Durant cette performance, je me trouve dans l’eau de la mer au crépuscule à ouvrir une grenade et manger
chaque graine. Je fais référence aux croyances culturelles/religieuses autour de ce fruit étant le fruit du
paradis. Depuis petit, mon père me dit qu’il existe une unique graine -dans chaque grenade- qui offrent une
place au paradis.
"En épluchant une grenade, baba disait « il existe une graine -parmi toutes les autres- qui dans l’au-delà te donnera l’accès au paradis si tu la manges ».
J’étais angoissé à l’idée de devoir trouver cette graine, l’unique graine, clef d’une ‘vie’ éternelle parfaite. Alors je les mangeais toutes.
Avant, ce fruit m’était indifférent. Puis il me faisait peur, tout en me rassurant. Je serai loin des flammes, comme ça.
Je serai pardonné, comme ça.
La grenade est un fruit qui garde les traces de ses graines sur ses parois.
La grenade est un fruit qui fait rougir les mains, le corps, les lèvres, la langue.
La grenade est un fruit sucré, sacré, il est aussi un peu acide.
Au crépuscule, je le lave dans l’eau de cette crique.
Maintenant salée, la grenade a le goût de ses mains, de son corps, de ses lèvres et de sa langue.
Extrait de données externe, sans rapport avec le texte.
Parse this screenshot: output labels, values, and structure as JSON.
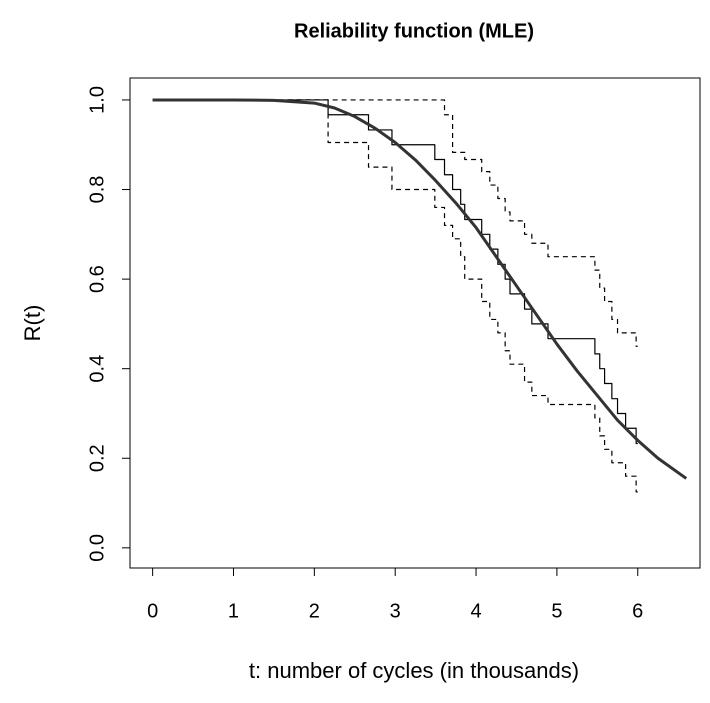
{
  "chart_data": {
    "type": "line",
    "title": "Reliability function (MLE)",
    "x_label": "t: number of cycles (in thousands)",
    "y_label": "R(t)",
    "xlim": [
      -0.28,
      6.77
    ],
    "ylim": [
      -0.045,
      1.049
    ],
    "xticks": [
      0,
      1,
      2,
      3,
      4,
      5,
      6
    ],
    "yticks": [
      {
        "value": 0,
        "label": "0.0"
      },
      0.2,
      0.4,
      0.6,
      0.8,
      {
        "value": 1,
        "label": "1.0"
      }
    ],
    "series": [
      {
        "color": "#000000",
        "linestyle": "solid",
        "linewidth": 1.2,
        "step": true,
        "x": [
          0,
          2.17,
          2.67,
          2.96,
          3.49,
          3.61,
          3.71,
          3.81,
          3.86,
          4.07,
          4.17,
          4.27,
          4.36,
          4.42,
          4.6,
          4.69,
          4.89,
          5.47,
          5.53,
          5.59,
          5.68,
          5.75,
          5.85,
          5.98,
          6.0
        ],
        "values": [
          1,
          0.967,
          0.933,
          0.9,
          0.867,
          0.833,
          0.8,
          0.767,
          0.733,
          0.7,
          0.667,
          0.633,
          0.6,
          0.567,
          0.533,
          0.5,
          0.467,
          0.433,
          0.4,
          0.367,
          0.333,
          0.3,
          0.267,
          0.233,
          0.233
        ]
      },
      {
        "color": "#000000",
        "linestyle": "dashed",
        "linewidth": 1.2,
        "step": true,
        "x": [
          0,
          3.61,
          3.71,
          3.86,
          4.07,
          4.17,
          4.27,
          4.36,
          4.42,
          4.6,
          4.69,
          4.89,
          5.47,
          5.53,
          5.59,
          5.68,
          5.75,
          5.98,
          6.0
        ],
        "values": [
          1,
          0.967,
          0.883,
          0.867,
          0.84,
          0.81,
          0.78,
          0.75,
          0.73,
          0.7,
          0.68,
          0.65,
          0.62,
          0.58,
          0.55,
          0.51,
          0.48,
          0.45,
          0.45
        ]
      },
      {
        "color": "#000000",
        "linestyle": "dashed",
        "linewidth": 1.2,
        "step": true,
        "x": [
          0,
          2.17,
          2.67,
          2.96,
          3.49,
          3.61,
          3.71,
          3.81,
          3.86,
          4.07,
          4.17,
          4.27,
          4.36,
          4.42,
          4.6,
          4.69,
          4.89,
          5.47,
          5.53,
          5.59,
          5.68,
          5.85,
          5.98,
          6.0
        ],
        "values": [
          1,
          0.905,
          0.85,
          0.8,
          0.76,
          0.72,
          0.69,
          0.65,
          0.6,
          0.55,
          0.51,
          0.48,
          0.44,
          0.41,
          0.37,
          0.34,
          0.32,
          0.29,
          0.25,
          0.22,
          0.19,
          0.16,
          0.125,
          0.125
        ]
      },
      {
        "color": "#333333",
        "linestyle": "solid",
        "linewidth": 3,
        "step": false,
        "x": [
          0,
          0.5,
          1,
          1.5,
          2,
          2.25,
          2.5,
          2.75,
          3,
          3.25,
          3.5,
          3.75,
          4,
          4.25,
          4.5,
          4.75,
          5,
          5.25,
          5.5,
          5.75,
          6,
          6.25,
          6.6
        ],
        "values": [
          1,
          1,
          1,
          0.999,
          0.993,
          0.982,
          0.963,
          0.937,
          0.905,
          0.866,
          0.82,
          0.77,
          0.715,
          0.65,
          0.585,
          0.52,
          0.455,
          0.395,
          0.34,
          0.285,
          0.24,
          0.2,
          0.155
        ]
      }
    ]
  }
}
Iels penseraient que c’est péché."
it is a salted pomegranate because there is no sea in heaven, performance vidéo, 2022
Le 4 octobre 2022 au soir, Le Trayas : La grenade en arabe
Par Yola Rey Büchler
Dans l’intimité du creux de la roche encore chaude, il y a l’eau lisse de la mer.
Elle ouvre sur l’infinité de l’horizon, au moment où la mer et le ciel semblent se toucher.
Le corps à demi immergé dans l’eau, la rondeur du crâne à la lisière du ciel.
Ta silhouette faunique contraste le bleu en disparaître, qui finement t’humectes.
Ta gestuelle rappelle la fresque dansée de Vaslav Nijinski, dans L’Après-midi d’un
faune.
Dans tes mains : un fruit que tu coupes. Que tu coupes en deux. Deux moitiés dont le
fragile organe interne est à vue. Fragile organe que tu coupes. Dans tes mains.
Que tu coupes. Deux moitiés internes. Plénitude fragmentée dans tes paumes. A vue.
Du jus de la chair aux doigts. Les doigts dans la chair. Les doigts dans la bouche.
La chair de la pulpe dans la bouche. Tu manges la rosée, tu ingères cet instant
éphémère, tu dégustes la teinte qui précède la nuit.
Mélange de la chair du fruit et de l’eau salée de la mer.
« De » renvoie à l’origine de quelque chose dans la langue française.
Le jus coule et se confond avec l’eau noire, mais le rouge de tes doigts reste.
Les cavités du fruit sont vides. Des coques empreintes du passé de leur contenance.
La cavité du fruit est celle des rochers encore rouges.
Le rosé du ciel en légères strilles à la peau de l’eau et les coques vides du fruit sur
elle :
„Pomeranzen, die auf dem Wasser tanzen“.